Reply by December 7, 20072007-12-07
In comp.sys.ibm.pc.hardware.chips Robert Myers <rbmyersusa@gmail.com> wrote in part:
> On Dec 5, 12:31 am, daytripper <day_tri...@REMOVEyahoo.com> wrote >> Of course, the first question they had was "what about latency?" > > Bandwidth is king. Said it long ago. Wider is the only
Uhm, err, for what sorts of problems/tasks? Had bandwidth been always and overall governing, Rambus first iteration would have succeeded. Their execs obviously thought they had technical advantages worth the commercial conditions. The market disagreed.
> way left to go. We will see more and more of same and the > only thing to do about latency is to hide it.

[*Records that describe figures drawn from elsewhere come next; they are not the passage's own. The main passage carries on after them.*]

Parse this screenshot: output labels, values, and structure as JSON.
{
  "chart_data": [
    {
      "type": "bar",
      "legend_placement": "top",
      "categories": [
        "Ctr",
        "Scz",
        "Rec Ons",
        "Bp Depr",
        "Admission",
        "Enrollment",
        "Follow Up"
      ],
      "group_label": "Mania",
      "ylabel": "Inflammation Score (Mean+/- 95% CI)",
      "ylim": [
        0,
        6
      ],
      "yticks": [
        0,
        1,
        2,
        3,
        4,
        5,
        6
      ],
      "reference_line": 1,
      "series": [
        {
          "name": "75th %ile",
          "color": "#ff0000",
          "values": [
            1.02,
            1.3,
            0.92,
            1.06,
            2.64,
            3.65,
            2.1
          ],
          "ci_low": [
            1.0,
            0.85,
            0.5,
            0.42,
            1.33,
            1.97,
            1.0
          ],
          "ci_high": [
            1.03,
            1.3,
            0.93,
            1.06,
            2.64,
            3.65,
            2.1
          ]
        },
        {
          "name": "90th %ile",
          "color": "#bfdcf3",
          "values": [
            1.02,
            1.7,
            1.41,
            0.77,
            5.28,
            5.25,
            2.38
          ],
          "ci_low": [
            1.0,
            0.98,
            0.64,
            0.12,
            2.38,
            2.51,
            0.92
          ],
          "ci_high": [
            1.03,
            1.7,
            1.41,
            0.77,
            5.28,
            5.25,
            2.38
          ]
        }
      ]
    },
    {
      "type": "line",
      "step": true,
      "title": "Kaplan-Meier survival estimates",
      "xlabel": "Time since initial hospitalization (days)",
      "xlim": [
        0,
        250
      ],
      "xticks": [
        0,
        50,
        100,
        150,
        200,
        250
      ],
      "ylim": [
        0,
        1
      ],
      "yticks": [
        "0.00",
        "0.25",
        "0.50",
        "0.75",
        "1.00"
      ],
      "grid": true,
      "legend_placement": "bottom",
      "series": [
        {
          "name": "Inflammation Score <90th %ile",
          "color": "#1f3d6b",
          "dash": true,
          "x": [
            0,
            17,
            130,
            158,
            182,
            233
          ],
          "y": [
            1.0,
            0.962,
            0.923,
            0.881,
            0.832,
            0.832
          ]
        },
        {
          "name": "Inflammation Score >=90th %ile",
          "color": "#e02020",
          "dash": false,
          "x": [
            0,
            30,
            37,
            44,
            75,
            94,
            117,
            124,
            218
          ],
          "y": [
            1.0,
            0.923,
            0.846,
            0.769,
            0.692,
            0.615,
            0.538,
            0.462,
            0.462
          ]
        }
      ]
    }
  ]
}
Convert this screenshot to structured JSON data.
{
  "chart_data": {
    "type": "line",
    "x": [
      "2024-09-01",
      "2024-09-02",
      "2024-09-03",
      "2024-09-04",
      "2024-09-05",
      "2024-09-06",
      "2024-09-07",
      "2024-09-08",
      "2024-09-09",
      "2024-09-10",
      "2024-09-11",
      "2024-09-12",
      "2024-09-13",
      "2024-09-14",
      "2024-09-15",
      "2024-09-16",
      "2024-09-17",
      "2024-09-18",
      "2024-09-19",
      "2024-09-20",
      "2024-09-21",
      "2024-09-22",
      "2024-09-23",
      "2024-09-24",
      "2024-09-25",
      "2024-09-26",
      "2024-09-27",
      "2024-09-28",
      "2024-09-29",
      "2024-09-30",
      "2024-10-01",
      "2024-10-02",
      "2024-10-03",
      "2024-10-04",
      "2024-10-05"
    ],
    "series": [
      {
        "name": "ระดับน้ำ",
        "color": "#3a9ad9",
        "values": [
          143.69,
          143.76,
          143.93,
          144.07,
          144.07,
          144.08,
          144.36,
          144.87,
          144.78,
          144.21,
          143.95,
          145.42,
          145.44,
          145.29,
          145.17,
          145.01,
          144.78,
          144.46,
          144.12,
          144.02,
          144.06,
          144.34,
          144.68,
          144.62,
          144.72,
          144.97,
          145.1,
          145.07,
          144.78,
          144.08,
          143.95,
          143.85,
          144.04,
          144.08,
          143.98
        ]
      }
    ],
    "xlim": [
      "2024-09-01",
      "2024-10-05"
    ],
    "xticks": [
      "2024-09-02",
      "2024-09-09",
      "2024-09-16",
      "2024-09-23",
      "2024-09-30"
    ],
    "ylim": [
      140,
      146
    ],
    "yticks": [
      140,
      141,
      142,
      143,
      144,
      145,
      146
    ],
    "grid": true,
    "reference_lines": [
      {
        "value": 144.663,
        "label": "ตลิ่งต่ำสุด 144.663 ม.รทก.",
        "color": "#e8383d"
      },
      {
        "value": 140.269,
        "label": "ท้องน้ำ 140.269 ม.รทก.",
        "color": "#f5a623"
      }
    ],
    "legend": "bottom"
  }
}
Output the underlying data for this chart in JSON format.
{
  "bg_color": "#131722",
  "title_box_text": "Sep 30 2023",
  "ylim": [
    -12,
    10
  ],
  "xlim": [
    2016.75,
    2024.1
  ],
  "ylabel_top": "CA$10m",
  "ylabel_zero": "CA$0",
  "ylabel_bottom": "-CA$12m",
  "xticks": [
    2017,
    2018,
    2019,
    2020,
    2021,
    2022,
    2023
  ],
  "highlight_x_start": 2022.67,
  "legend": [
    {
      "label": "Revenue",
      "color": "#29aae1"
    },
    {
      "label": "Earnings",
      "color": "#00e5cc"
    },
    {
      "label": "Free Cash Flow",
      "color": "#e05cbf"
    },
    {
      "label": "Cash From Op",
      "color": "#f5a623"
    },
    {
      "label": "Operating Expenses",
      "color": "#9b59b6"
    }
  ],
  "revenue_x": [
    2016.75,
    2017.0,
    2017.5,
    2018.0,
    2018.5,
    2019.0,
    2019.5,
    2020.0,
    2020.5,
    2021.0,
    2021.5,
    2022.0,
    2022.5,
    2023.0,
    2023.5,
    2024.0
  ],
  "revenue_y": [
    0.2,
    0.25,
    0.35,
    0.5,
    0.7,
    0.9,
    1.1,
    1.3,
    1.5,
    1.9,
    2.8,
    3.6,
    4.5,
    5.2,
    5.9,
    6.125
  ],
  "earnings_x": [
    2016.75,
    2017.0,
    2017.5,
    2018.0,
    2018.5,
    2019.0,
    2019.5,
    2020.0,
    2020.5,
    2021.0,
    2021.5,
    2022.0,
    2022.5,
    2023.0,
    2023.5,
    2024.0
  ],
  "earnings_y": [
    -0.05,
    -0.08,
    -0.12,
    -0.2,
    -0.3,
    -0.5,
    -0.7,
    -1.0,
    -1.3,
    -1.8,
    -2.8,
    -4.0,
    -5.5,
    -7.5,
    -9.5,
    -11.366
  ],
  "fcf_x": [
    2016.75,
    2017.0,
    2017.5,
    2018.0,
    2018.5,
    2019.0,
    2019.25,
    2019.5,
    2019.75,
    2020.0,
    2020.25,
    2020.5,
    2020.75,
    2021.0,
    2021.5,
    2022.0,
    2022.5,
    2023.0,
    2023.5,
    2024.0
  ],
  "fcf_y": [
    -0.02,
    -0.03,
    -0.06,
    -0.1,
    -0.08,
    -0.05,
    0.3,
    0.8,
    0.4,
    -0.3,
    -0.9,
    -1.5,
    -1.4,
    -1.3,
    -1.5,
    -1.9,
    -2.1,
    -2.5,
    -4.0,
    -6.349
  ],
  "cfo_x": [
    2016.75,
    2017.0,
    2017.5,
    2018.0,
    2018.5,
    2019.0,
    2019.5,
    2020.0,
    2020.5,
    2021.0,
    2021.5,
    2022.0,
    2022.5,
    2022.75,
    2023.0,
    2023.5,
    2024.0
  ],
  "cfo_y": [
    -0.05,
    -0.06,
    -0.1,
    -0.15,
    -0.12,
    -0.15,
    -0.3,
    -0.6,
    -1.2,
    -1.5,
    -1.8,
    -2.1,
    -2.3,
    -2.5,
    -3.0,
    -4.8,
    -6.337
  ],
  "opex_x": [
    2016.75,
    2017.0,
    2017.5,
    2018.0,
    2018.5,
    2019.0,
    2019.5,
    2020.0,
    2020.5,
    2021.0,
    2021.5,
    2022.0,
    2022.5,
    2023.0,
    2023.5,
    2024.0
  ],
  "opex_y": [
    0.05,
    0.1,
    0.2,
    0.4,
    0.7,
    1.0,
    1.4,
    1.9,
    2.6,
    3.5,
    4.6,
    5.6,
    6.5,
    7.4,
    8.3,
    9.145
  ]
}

This has often been tried with only partial success (video) Sometimes latency governs and cannot be hidden (databases). It must be reduced as AMD has done fairly successfully. -- Robert
Reply by Robert Myers December 6, 20072007-12-06
On Dec 5, 12:31 am, daytripper <day_tri...@REMOVEyahoo.com> wrote
> > Of course, the first question they had was "what about latency?" > > /daytripper
Bandwidth is king. Said it long ago. Wider is the only way left to go. We will see more and more of same and the only thing to do about latency is to hide it. Robert.